Physical and psychosocial prerequisites of functioning in relation to work ability and general subjective well-being among office workers
Objectives The purpose of the study was to investigate the physical and psychological prerequisites of functioning, as well as the social environment at work and personal factors, in relation to work ability and general subjective well-being in a group of office workers.
Methods The study was a descriptive cross-sectional investigation, using path analysis, of office workers. The subjects comprised 88 volunteers, 24 men and 64 women, from the same workplace [mean age 45.7 (SD 8.6) years]. The independent variables were measured using psychosocial and physical questionnaires and physical measurements. The first dependent variable, work ability, was measured by a work ability index.

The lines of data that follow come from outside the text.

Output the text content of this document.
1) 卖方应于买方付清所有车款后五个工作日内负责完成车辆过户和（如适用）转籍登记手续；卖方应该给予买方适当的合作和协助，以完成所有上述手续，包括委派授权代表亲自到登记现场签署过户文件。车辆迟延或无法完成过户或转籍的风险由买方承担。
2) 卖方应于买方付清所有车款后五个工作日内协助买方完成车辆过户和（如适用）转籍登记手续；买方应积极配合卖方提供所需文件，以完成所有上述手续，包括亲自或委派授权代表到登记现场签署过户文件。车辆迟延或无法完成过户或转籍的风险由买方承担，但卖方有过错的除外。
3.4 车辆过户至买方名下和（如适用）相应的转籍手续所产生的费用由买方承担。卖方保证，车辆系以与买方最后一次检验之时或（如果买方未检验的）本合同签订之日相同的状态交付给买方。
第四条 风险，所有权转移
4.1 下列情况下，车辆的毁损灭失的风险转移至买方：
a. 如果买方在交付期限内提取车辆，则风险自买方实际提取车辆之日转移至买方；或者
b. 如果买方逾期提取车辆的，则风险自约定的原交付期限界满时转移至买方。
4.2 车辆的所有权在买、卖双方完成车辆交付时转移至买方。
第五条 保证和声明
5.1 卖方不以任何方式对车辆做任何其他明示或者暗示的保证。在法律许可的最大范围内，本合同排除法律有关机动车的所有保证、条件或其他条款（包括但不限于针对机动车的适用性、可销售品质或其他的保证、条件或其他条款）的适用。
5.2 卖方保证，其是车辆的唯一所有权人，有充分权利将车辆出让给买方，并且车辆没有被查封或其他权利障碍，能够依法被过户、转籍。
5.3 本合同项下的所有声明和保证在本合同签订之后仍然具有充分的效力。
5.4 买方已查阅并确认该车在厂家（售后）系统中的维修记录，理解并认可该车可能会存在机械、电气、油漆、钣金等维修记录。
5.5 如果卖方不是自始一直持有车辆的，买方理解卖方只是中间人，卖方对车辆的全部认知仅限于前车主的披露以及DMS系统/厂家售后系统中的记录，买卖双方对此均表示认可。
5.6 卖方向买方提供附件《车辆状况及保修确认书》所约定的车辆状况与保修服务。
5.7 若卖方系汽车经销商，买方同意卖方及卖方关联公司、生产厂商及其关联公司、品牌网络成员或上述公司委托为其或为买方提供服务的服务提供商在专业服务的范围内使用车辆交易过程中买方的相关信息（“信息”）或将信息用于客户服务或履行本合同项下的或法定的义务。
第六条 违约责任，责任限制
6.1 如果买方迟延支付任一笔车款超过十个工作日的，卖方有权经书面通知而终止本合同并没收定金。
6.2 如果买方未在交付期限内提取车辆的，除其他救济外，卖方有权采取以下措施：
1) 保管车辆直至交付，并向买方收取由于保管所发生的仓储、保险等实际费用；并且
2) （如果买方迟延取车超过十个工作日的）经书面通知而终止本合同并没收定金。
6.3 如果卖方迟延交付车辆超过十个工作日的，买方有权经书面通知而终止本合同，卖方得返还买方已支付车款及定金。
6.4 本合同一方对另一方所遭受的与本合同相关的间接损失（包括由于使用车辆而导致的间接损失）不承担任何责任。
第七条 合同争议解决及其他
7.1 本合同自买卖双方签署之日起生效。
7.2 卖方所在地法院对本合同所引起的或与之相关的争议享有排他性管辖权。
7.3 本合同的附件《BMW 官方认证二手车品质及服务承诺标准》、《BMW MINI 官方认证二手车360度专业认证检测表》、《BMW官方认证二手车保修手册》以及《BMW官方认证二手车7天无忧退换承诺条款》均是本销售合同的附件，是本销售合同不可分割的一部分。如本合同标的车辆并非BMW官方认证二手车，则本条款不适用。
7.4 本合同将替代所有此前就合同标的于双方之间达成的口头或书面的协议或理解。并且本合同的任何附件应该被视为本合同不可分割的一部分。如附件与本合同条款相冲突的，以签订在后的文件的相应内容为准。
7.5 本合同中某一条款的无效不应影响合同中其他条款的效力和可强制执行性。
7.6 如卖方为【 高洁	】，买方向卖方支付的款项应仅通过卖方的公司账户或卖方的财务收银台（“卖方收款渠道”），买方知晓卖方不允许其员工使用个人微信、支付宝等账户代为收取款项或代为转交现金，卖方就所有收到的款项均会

The second dependent variable, general subjective well-being, was assessed by life satisfaction and meaning of life. The variables were structured according to a modified version of the International Classification of Functioning, Disability and Health.

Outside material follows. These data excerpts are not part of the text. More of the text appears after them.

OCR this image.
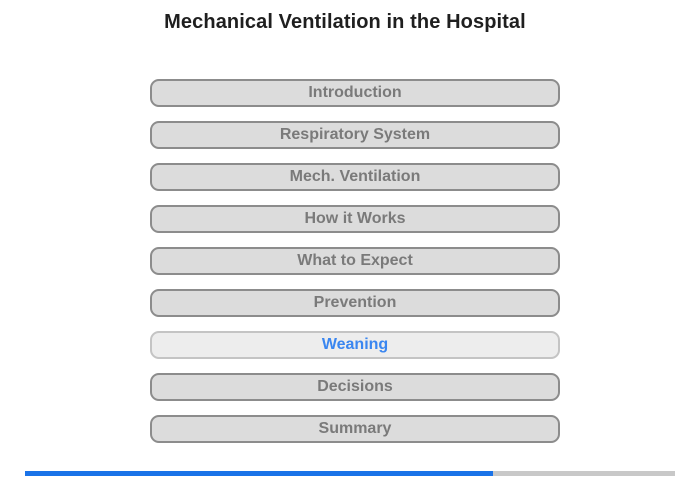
Mechanical Ventilation in the Hospital
Introduction
Respiratory System
Mech. Ventilation
How it Works
What to Expect
Prevention
Weaning
Decisions
Summary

Results Forward flexion of the spine, intensity of musculoskeletal symptoms, self-confidence, and mental stress at work explained 58% of work ability and had indirect effects on general subjective well-being. Self-confidence, mood, and work ability had a direct effect on general subjective well-being. The model developed explained 68% of general subjective well-being. Age played a significant role in this study population.
Conclusions The prerequisites of physical functioning are important in maintaining work ability, particularly among aging workers, and psychological prerequisites of functioning are of even greater importance in maintaining general subjective well-being.